Since its launch, ESPN Chicago has logged nearly 5 million page views from more than 1 million visitors, says John Kosner, ESPN's senior vice-president and general manager of digital media. Kosner says the traffic is exceeding initial audience projections for the site by 300%.
"The whole idea here is to superserve Chicago sports fans," Kosner says. "And they are passionate, so that's one big reason why we decided to launch a trial there. We can take our infrastructure from our newly redesigned ESPN.com and deliver it on a modular basis in Chicago."
Will ESPN Bid for Local TV Rights?
The launch couldn't have come at a better time, with baseball season starting, the Bulls and the Blackhawks in the playoffs, and quarterback Jay Cutler being traded to the Chicago Bears. "And then, of course, there is the First Fan himself -- Barack Obama -- being so passionate about Chicago sports," says Kosner.
Those who follow the sports business say such a move was inevitable. "This is just another way that ESPN is extending its brand," says Neal Pilson, owner of sports media consultancy Pilson Communications, "and staying in touch with sports fans around the country on ever more platforms." Pilson says the move to local raises the question about whether ESPN one day might bid for local sports TV rights now secured by Fox and Comcast. "It will be interesting to see where this leads them."

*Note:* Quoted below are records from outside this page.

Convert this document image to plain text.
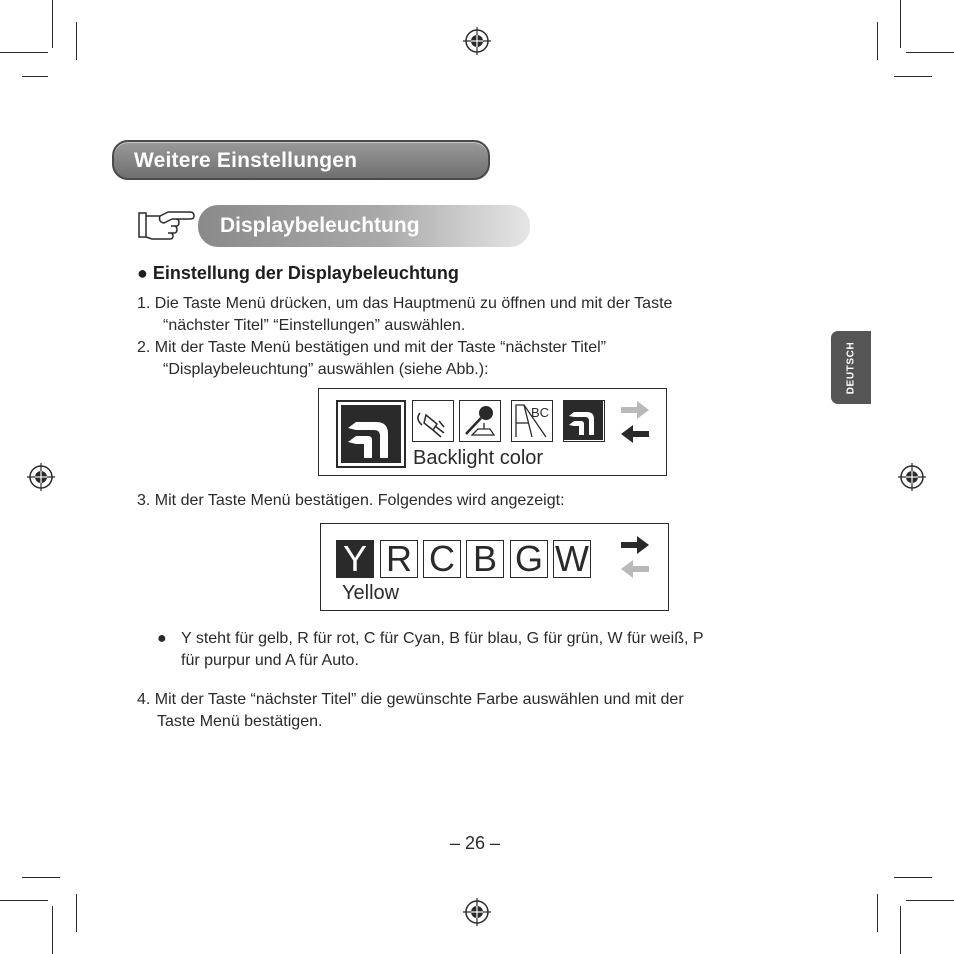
Weitere Einstellungen
Displaybeleuchtung
DEUTSCH
● Einstellung der Displaybeleuchtung
1. Die Taste Menü drücken, um das Hauptmenü zu öffnen und mit der Taste
“nächster Titel” “Einstellungen” auswählen.
2. Mit der Taste Menü bestätigen und mit der Taste “nächster Titel”
“Displaybeleuchtung” auswählen (siehe Abb.):
BC
Backlight color
3. Mit der Taste Menü bestätigen. Folgendes wird angezeigt:
Y R C B G W
Yellow
● Y steht für gelb, R für rot, C für Cyan, B für blau, G für grün, W für weiß, P
für purpur und A für Auto.
4. Mit der Taste “nächster Titel” die gewünschte Farbe auswählen und mit der
Taste Menü bestätigen.
– 26 –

ESPN has been predominantly a national brand and service with national rights deals. Back in 1998 it did attempt to enter the local sports market in Los Angeles through a channel to be called ESPN West. Those plans were abandoned when Rupert Murdoch's News Corp. bought the Los Angeles Dodgers and secured the rights to broadcast the team's games for its Fox regional sports network there.

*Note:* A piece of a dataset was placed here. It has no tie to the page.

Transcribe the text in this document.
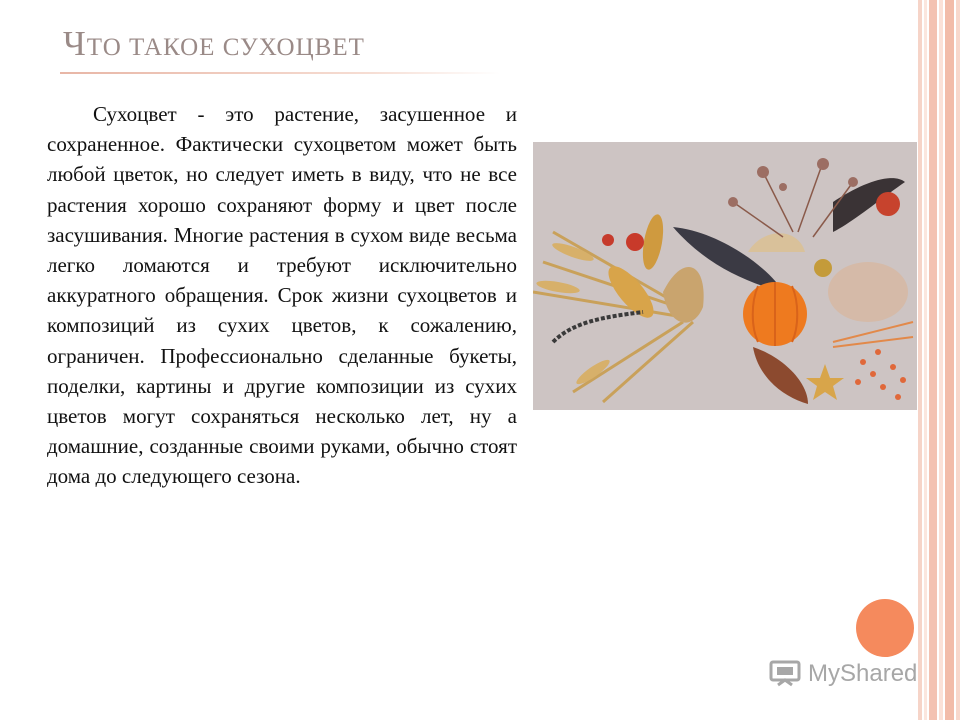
ЧТО ТАКОЕ СУХОЦВЕТ
Сухоцвет - это растение, засушенное и сохраненное. Фактически сухоцветом может быть любой цветок, но следует иметь в виду, что не все растения хорошо сохраняют форму и цвет после засушивания. Многие растения в сухом виде весьма легко ломаются и требуют исключительно аккуратного обращения. Срок жизни сухоцветов и композиций из сухих цветов, к сожалению, ограничен. Профессионально сделанные букеты, поделки, картины и другие композиции из сухих цветов могут сохраняться несколько лет, ну а домашние, созданные своими руками, обычно стоят дома до следующего сезона.
MyShared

Comcast Beefs Up Local Offerings
While Fox currently does not offer local Web sites for its 19 regional sports networks, it plans to begin rolling out city-specific online sites for those networks later this year. A Fox Sports spokesman says plans for local Web sites (it does operate foxsports.com, the fourth most visited sports site) were already in the works before ESPN Chicago launched.
In turn, Comcast, which operates 10 regional sports nets, just hired an executive to head its online strategy in local markets and to bolster those Web offerings. On May 6, Comcast's Litner announced that Eric Grilly, formerly president of the Web site for The Philadelphia Inquirer and Daily News, would become executive vice-president and chief digital officer -- a new post for Comcast Sports Group. Comcast is going head-to-head online with ESPN in Chicago through its regional sports network's own Web site.
Between local bloggers, professional teams operating their own sports channels, and now even universities looking to launch 24/7 sports networks, the media market for hometown sports is becoming increasingly competitive. "What we do to distinguish ourselves is that we live, breathe, cry, shout right along with the fans, owners, and players in these cities," says Comcast's Litner. "We don't parachute in on a Thursday night and pull out of town on Sunday. We're there."
Lowry is a senior writer for BusinessWeek in New York.